Advice to CEOs: Watch the recovery, not the recession

For CEOs it isn’t the recession that hurts as much as the recovery, says Andrew Ward, associate professor of management.

In his research, Ward has examined the largest U.S. companies during and after the last major recession and found that more chief executives were fired in the nine months following the recession than during the recession itself. Based on this, Ward calls on CEOs to be aware of—and wary of—the impact of an economic recovery in 2010.

“Good times will be here again, but leaders need to set expectations, both for the speed of the recovery and also for its tone,” he says. “Expectations have to be managed or heads at the top will roll, in both business and politics.”

Ward expands on this thinking in an opinion piece titled “The Peril of Executive Optimism in 2010,” which was recently featured in Forbes magazine.

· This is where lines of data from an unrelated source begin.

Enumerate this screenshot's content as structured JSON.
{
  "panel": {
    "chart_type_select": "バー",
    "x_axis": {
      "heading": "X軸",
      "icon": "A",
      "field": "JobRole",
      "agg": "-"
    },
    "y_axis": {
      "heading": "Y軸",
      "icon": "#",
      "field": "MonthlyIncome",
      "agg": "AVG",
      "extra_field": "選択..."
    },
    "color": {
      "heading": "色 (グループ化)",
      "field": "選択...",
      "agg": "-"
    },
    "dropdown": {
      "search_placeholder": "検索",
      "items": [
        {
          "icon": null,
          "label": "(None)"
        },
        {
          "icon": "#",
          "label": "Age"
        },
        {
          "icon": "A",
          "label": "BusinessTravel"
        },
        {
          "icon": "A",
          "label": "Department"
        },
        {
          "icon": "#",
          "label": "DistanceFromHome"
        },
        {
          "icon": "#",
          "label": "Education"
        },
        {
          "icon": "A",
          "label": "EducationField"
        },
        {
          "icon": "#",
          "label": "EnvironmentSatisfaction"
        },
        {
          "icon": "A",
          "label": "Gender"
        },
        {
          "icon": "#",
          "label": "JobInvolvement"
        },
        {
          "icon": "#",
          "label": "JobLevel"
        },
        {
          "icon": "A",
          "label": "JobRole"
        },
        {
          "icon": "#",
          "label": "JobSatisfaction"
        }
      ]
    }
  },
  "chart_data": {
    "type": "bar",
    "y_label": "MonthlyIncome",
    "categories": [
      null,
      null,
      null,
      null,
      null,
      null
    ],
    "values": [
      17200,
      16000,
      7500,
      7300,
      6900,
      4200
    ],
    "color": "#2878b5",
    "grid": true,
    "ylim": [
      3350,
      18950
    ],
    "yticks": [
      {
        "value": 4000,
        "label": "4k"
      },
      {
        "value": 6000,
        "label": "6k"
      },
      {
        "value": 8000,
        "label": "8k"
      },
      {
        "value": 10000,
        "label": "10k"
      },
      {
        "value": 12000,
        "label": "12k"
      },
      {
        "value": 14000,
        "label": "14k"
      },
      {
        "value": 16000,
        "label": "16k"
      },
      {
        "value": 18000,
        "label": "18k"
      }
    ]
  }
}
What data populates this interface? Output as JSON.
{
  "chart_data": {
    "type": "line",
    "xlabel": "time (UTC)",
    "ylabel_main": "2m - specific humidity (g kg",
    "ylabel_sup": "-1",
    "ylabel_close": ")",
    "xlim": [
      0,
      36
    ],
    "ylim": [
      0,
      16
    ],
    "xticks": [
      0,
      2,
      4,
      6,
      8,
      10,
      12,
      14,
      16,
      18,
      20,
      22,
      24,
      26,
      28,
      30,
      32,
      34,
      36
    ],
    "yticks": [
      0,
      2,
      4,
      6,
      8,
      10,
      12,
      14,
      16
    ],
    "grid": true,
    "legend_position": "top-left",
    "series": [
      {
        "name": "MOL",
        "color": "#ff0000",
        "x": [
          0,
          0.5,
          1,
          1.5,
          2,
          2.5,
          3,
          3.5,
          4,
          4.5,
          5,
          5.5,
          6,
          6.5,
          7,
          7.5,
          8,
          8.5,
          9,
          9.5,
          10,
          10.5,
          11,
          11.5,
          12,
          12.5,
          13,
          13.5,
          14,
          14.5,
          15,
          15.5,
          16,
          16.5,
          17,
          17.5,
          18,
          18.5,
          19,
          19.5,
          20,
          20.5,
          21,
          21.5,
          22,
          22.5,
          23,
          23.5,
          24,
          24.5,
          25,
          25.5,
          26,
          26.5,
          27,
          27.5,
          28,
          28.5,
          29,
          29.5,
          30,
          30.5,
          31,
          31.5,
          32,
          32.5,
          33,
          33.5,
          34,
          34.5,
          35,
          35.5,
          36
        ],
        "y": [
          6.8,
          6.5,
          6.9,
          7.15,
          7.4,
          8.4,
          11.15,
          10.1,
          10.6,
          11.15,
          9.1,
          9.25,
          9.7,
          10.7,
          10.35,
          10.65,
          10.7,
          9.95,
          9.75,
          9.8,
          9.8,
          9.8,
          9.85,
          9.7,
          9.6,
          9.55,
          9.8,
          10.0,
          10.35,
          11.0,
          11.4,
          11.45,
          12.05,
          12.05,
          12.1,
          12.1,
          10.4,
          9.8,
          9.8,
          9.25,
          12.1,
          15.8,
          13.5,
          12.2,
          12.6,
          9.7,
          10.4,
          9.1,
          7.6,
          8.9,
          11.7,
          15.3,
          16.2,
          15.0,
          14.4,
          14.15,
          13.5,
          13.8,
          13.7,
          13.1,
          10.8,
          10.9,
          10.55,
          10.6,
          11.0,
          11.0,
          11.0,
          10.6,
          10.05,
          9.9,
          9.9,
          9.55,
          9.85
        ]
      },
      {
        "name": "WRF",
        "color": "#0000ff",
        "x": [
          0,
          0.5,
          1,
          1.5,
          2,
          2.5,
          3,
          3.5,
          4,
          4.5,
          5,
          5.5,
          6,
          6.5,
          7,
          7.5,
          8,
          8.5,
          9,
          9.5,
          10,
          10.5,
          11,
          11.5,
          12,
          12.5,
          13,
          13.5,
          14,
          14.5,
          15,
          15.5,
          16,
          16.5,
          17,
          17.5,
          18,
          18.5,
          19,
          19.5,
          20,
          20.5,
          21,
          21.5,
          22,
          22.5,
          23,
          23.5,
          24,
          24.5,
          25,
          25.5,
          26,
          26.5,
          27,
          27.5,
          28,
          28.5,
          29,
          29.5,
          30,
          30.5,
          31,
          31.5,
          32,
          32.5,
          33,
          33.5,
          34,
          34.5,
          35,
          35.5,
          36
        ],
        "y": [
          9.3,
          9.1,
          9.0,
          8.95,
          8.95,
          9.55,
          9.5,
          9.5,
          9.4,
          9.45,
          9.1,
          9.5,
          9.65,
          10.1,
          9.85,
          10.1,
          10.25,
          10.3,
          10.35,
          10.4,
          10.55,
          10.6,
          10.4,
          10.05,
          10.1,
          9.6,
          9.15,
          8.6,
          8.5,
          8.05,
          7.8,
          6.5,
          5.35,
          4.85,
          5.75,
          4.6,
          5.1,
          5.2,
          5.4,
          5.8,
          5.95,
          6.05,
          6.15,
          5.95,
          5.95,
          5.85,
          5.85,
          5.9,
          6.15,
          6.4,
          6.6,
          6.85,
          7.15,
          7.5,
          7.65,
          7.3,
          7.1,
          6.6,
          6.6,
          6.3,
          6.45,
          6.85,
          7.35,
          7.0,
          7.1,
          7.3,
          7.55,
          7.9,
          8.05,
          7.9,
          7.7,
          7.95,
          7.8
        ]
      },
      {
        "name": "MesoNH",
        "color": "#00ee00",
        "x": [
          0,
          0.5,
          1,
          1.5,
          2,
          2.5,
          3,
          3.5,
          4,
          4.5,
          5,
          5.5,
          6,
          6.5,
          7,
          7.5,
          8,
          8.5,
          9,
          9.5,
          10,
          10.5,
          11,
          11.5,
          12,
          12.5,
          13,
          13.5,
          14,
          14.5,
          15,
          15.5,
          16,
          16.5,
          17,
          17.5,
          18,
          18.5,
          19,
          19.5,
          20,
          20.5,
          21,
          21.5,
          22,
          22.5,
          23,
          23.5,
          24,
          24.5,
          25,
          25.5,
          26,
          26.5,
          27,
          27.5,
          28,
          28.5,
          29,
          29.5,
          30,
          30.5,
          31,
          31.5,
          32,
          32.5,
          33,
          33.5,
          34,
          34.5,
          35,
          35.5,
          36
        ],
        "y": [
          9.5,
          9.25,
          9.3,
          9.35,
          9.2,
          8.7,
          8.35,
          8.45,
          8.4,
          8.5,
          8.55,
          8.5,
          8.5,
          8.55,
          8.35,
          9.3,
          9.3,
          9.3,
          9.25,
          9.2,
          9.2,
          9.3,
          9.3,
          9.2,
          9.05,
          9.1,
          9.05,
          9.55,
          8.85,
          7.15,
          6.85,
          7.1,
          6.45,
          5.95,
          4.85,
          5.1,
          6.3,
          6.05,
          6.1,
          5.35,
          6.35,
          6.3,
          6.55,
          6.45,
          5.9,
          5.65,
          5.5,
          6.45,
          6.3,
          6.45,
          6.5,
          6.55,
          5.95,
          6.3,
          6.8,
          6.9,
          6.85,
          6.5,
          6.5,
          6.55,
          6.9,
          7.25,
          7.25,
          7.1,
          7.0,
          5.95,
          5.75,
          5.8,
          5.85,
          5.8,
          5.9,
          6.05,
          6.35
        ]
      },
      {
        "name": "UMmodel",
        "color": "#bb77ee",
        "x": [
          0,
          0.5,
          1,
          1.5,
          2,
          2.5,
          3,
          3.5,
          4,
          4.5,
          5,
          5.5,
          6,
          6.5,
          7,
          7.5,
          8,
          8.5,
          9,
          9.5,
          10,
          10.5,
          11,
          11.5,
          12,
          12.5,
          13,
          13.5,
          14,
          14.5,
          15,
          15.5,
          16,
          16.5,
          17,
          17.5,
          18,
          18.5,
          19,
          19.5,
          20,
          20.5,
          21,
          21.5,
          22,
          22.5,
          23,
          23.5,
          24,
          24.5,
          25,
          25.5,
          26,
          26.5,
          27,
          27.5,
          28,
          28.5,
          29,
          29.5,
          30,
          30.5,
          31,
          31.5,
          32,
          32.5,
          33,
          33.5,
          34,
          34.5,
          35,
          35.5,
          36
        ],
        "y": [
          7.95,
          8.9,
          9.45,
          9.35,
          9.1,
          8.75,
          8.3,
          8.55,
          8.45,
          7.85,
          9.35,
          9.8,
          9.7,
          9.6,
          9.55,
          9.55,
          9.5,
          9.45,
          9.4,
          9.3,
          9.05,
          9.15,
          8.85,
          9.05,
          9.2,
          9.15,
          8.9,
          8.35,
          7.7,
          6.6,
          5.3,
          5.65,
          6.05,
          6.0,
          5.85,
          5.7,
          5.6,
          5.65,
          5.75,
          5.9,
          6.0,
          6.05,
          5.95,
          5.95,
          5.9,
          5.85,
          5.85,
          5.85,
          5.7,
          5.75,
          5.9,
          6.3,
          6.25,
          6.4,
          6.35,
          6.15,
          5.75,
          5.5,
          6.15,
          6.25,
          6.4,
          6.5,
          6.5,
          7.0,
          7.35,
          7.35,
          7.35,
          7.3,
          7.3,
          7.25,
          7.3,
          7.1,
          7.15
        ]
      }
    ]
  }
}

Ward conducts research on issues related to corporate governance, including CEO successions and compensation, reputation, and leadership. With Dr. Jeffrey Sonnenfeld of Yale University he is coauthor of Firing Back: How Great Leaders Rebound After Career Disasters, which was published by Harvard Business School Press in 2007. Firing Back received national and international media attention with reviews in The New York Times, Washington Post, The Los Angeles Times, The Financial Times, Forbes, BusinessWeek and The Economist among other publications.